For the first time in more than 40 years, the Cardinals called upon 20 rookies to contribute this season. Heading into the final week of the regular season, the group had combined for a Major League-most 34 wins, including 14 by starter Shelby Miller. Michael Wacha was a key part of the Cardinals' September rotation, and Matt Adams excelled as a pinch-hitter in his first full big-league season. In the 'pen, Seth Maness and Kevin Siegrist filled key holes when Motte, Mitchell Boggs and Marc Rzepczynski were lost due to injury or ineffectiveness. Maness was the go-to pitcher when the Cardinals need a double play; Siegrist was nearly unhittable against left-handed batters and set a franchise record when he opened his career with 12 scoreless appearances.
Contributing to the success of all the young Cardinals pitchers this year was Yadier Molina, the constant behind the plate. They adhered to the "Follow Yadi" mantra in order to navigate through pitch selection. He has thrown out a Major League-high 44 percent of attempted basestealers and remains the best at blocking pitches. Molina has matured into an elite hitter, too, which will make him a strong MVP candidate.

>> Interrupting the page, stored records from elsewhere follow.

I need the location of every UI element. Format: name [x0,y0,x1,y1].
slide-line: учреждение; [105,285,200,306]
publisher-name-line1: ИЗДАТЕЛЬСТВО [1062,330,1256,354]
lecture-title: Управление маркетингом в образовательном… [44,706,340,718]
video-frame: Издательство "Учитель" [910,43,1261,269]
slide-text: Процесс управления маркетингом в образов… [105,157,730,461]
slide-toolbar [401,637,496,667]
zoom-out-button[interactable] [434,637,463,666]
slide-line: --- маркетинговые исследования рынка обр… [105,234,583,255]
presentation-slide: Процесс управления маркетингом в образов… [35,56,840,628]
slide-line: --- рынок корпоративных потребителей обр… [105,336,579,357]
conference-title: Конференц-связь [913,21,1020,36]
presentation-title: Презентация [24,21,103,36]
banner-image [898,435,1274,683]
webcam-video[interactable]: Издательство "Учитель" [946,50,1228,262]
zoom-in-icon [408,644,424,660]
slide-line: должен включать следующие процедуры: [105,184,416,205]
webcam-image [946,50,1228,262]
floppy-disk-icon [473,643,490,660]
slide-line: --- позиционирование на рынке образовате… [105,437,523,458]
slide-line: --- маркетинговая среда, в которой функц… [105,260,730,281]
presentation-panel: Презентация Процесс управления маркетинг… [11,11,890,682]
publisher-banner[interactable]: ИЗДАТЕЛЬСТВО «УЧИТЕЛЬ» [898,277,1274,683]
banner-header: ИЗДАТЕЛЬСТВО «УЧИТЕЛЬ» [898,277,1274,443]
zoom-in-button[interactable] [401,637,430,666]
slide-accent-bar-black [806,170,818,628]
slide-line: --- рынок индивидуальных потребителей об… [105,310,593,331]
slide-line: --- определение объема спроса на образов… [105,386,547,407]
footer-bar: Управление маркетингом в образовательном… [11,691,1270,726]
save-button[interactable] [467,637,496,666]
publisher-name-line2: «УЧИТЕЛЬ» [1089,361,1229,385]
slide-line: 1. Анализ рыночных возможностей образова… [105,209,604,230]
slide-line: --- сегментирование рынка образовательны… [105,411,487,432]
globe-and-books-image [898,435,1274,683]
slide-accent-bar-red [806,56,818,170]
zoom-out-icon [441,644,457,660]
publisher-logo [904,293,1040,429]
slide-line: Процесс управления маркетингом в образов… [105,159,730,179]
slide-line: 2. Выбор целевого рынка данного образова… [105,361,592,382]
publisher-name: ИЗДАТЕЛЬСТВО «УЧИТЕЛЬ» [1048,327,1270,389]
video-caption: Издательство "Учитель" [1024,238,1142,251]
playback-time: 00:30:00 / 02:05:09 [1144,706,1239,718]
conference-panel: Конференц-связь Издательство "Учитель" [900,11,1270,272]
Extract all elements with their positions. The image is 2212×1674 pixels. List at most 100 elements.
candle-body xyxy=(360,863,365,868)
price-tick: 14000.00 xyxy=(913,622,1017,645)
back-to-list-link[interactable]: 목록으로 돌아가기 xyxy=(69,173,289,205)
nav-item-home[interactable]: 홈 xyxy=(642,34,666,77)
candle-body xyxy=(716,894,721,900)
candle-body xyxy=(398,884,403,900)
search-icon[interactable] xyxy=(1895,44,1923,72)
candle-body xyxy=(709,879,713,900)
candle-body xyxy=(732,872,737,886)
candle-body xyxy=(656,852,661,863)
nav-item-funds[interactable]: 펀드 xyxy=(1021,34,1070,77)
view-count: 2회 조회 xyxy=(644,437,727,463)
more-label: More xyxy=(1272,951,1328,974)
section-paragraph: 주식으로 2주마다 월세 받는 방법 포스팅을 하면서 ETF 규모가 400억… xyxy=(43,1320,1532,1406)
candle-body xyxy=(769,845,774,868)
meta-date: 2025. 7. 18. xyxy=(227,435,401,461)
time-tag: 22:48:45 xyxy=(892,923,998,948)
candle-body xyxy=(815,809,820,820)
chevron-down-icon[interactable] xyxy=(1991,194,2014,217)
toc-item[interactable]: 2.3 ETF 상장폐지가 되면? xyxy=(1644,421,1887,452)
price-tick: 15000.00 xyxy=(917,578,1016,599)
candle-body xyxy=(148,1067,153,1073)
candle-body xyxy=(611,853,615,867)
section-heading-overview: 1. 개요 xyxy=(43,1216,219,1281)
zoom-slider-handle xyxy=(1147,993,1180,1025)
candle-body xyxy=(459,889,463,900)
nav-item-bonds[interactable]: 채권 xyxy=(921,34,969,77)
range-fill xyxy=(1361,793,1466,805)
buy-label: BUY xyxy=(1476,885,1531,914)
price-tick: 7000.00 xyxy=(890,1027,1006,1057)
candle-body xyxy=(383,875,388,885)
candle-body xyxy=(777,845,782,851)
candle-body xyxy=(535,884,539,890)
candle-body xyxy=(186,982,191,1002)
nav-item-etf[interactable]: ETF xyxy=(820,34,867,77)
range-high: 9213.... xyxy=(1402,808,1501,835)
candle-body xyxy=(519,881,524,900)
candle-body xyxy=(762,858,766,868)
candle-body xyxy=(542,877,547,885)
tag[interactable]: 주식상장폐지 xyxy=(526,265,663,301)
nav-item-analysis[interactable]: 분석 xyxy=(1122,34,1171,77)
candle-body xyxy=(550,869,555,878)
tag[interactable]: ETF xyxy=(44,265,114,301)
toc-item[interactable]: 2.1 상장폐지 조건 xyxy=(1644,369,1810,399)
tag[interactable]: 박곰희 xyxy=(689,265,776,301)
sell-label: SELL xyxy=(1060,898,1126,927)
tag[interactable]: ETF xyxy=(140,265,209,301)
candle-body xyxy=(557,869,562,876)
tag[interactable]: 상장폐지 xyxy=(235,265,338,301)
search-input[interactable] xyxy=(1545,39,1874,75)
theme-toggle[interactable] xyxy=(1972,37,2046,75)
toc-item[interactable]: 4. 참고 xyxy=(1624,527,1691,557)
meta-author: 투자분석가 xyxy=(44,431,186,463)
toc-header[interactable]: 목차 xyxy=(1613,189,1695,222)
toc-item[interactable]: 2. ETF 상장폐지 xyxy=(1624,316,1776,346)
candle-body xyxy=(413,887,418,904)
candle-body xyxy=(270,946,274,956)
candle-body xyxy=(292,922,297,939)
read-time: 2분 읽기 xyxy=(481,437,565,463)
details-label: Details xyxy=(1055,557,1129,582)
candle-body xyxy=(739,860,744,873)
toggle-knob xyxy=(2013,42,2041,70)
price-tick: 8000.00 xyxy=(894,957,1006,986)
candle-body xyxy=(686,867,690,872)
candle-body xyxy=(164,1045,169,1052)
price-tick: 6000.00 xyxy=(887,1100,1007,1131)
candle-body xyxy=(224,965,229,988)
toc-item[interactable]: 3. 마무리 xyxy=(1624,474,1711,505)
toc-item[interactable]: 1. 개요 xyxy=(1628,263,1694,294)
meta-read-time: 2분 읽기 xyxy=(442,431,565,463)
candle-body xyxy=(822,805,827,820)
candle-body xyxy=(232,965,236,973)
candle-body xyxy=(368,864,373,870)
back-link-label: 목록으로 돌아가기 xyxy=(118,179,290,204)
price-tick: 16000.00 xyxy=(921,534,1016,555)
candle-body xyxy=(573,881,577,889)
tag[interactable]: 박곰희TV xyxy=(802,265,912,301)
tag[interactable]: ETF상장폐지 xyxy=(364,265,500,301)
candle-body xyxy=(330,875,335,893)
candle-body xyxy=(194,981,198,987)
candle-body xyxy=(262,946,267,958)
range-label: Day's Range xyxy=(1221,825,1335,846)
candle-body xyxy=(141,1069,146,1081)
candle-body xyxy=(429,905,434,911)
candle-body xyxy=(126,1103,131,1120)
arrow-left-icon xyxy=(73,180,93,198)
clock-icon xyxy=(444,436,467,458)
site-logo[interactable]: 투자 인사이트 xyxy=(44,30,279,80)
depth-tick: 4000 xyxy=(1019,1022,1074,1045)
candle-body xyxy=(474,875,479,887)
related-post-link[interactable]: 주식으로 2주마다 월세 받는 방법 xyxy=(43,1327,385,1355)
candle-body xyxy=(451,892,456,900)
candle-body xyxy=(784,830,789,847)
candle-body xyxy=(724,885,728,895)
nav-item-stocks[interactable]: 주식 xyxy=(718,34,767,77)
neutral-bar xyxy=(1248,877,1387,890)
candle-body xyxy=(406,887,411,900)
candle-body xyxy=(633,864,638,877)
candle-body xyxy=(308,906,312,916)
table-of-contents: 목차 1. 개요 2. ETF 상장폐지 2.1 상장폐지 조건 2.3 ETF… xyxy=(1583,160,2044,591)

Molina set a franchise record for most doubles (41) by a Cardinals catcher and is closing in on his third straight season with a batting average above .300.
The Cardinals' bullpen plans were scrambled before the season ever started when Motte went down late in Spring Training with an elbow injury. He'd eventually have season-ending Tommy John surgery. Boggs had the first chance as fill-in closer, but he blew two out of his first four saves and was demoted to the Minors just a month into the season. Edward Mujica got the next crack at closing and immediately excelled. He converted his first 21 save opportunities and has walked just five in 64 innings. In front of him, rookie Trevor Rosenthal was a dominant setup man. He has already set a franchise high for strikeouts (103) by a pitcher used solely in relief. With Mujica stumbling late in the year, Rosenthal is one of the candidates to take over in the ninth.
Formidable first basemen
Pujols may be gone, but the Cardinals continue to get exceptional production at first base. Craig settled in as a cleanup hitter and hit .454 with runners in scoring position. He was on pace to surpass the 100-RBI mark in early September before a foot sprain cost him most of the month. While Craig's absence was felt in the lineup, the Cardinals were fortunate to have a fill-in (Matt Adams) who could slide right into the middle of the order. In his first 18 games after Craig's injury, Adams hit .318 with seven homers and 14 RBIs.
Heading into the team's final homestand, the Cardinals boasted a .640 winning percentage at Busch Stadium. They are two wins away from having the third 50-win season since the ballpark opened and can challenge the record 52 home wins set in 2010. The Cardinals, who are on pace to top 3.4 million in home attendance, have had winning records in seven of their 10 homestands. The club has been its best at home recently, too, winning 13 of the last 17 games played in St. Louis.
The big innings
Though this Cardinals' offense went collectively cold for stretches, its propensity for big innings made it as dangerous a unit as any in the league. The Cardinals -- propelled by their success hitting with runners on base -- scored at least four runs in an inning 45 different times. In fourteen of those instances, the Cardinals plated six or more runs in a frame. No Major League team had a higher such total. Those big innings led to large game outputs, which explains why the Cardinals lead the Majors with 19 10-run games this year.